Фундамент выходит за стены здания на 3 метра. Основание такой ширины было продиктовано насущной необходимостью – в Коломенском всегда били (и до сих пор бьют) родники, которые могли вымывать породу из-под фундамента. На фундаменте поставлен нижний этаж – подклет. А на широких столбах с арками возвышается обходная галерея, на которую ведут три широко раскинувшиеся лестницы, соответствующие трем входам. Первоначально галерея была открытой, и тогда здание казалось еще выше. Однако в XVII в. для сохранности пола и арок галереи над ней была сделана крыша из длинных досок, а позже – железная. С востока на обходной галерее встроено в стену «царское место». От него сохранилась лишь спинка с резьбой по камню.
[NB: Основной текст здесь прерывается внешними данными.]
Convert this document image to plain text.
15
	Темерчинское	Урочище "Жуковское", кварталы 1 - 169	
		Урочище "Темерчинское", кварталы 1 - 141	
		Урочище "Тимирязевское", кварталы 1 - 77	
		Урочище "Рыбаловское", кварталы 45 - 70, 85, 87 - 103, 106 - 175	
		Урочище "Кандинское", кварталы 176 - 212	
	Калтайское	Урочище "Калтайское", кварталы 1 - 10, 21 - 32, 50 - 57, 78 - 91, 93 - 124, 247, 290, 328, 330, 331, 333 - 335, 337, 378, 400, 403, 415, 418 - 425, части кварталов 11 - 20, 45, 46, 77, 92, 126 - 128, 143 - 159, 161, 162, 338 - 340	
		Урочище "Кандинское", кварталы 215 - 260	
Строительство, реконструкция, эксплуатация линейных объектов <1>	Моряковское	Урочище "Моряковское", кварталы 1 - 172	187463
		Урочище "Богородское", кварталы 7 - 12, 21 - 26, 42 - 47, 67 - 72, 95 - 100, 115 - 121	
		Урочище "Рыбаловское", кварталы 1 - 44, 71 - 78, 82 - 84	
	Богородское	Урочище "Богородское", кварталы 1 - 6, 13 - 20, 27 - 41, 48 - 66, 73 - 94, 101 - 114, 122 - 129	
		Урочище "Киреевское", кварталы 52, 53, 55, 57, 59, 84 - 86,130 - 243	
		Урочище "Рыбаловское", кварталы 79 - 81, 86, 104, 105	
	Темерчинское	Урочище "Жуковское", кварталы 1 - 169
Белокаменные детали церкви немногочисленны, но с большим вкусом размещены на стенах вверху пилястр, в обрамлении окон и кокошников. Своеобразно выглядят они и на шатре: как связки жемчуга, спадают по розовым граням квадратные белые русты.
Надо отдать должное нашим предкам: строили они с большим запасом прочности. Стены верхнего этажа имеют толщину от 2 до 3 метров. В толще стены проложена внутренняя лестница, которая доводит до шатра. Так как кладка его тоньше стен и в ней нельзя было проложить лестницу, то по шатру снаружи повесили железную дверь со стремянкой. Вероятно, такая лестница служила для ремонтных работ.
Внутри здание поражает высотой, звучностью и обилием света. Входя в него, ожидаешь увидеть большое и темное помещение, а оказывается все наоборот: площадь внутри очень мала (8,5×8,5 метра) из-за толщины стен. Да и рассчитана была церковь на небольшой круг молящихся – царя да приближенных бояр. Узкие высокие стены, открытый до самого верха шатер усиливают впечатление высоты. В церкви очень светло благодаря особому расположению окон в шатре, стенах и углах. Обычно самое темное место в помещении – углы, а тут углы освещены особенно хорошо. Угловые окна сделаны хитроумно: наружу они выходят в две разные стороны, а внутрь – одним проемом. Боковые стенки окон направляют свет внутрь, создавая приятное рассеянное освещение. В невысоком иконостасе помещены иконы. Они так же древни, как и стены здания. Древни и толстые многоцветные подсвечники. Один из них деревянный, расписанный растительным узором, другой – восковой.
Внутреннее убранство храма дополняют сени-балдахины. Справа от входа – нарядная, пестро и ярко раскрашенная девятишатровая сень на тонких столбиках. Ее шатрики и потолок расписаны по слюде растительным узором. Слюдяные пластинки скреплены между собой ажурными оловянными прокладками разной формы. Другая сень – высокая, шатровая, на точеных столбах – вся вырезана из дерева. Она стоит слева от входа в храм. На передней доске сени вырезаны веселые птицы и цветы. Под балдахином стояло царское место на резных ножках в виде львов. С этого места московские цари любовались бескрайней ширью, открывающейся за Москвой-рекой.
Четкая вертикаль композиции, отвечающая идее Вознесения, в сочетании с выраженными горизонталями «гульбищ» вызывает ассоциацию с огромным деревом, мощными корнями уходящим в землю. Безусловно, в восприятии современников оно представлялось не только «древом» царского рода, получившим новую ветвь с рождением наследника, но и символом мощи, молодости и вечной жизни Русской земли. Таковой церковь Вознесения, включенная в список всемирного исторического наследия ЮНЕСКО, остается и сегодня – белокаменное чудо, вознесенное над Москвой-рекой гениальной фантазией русских зодчих.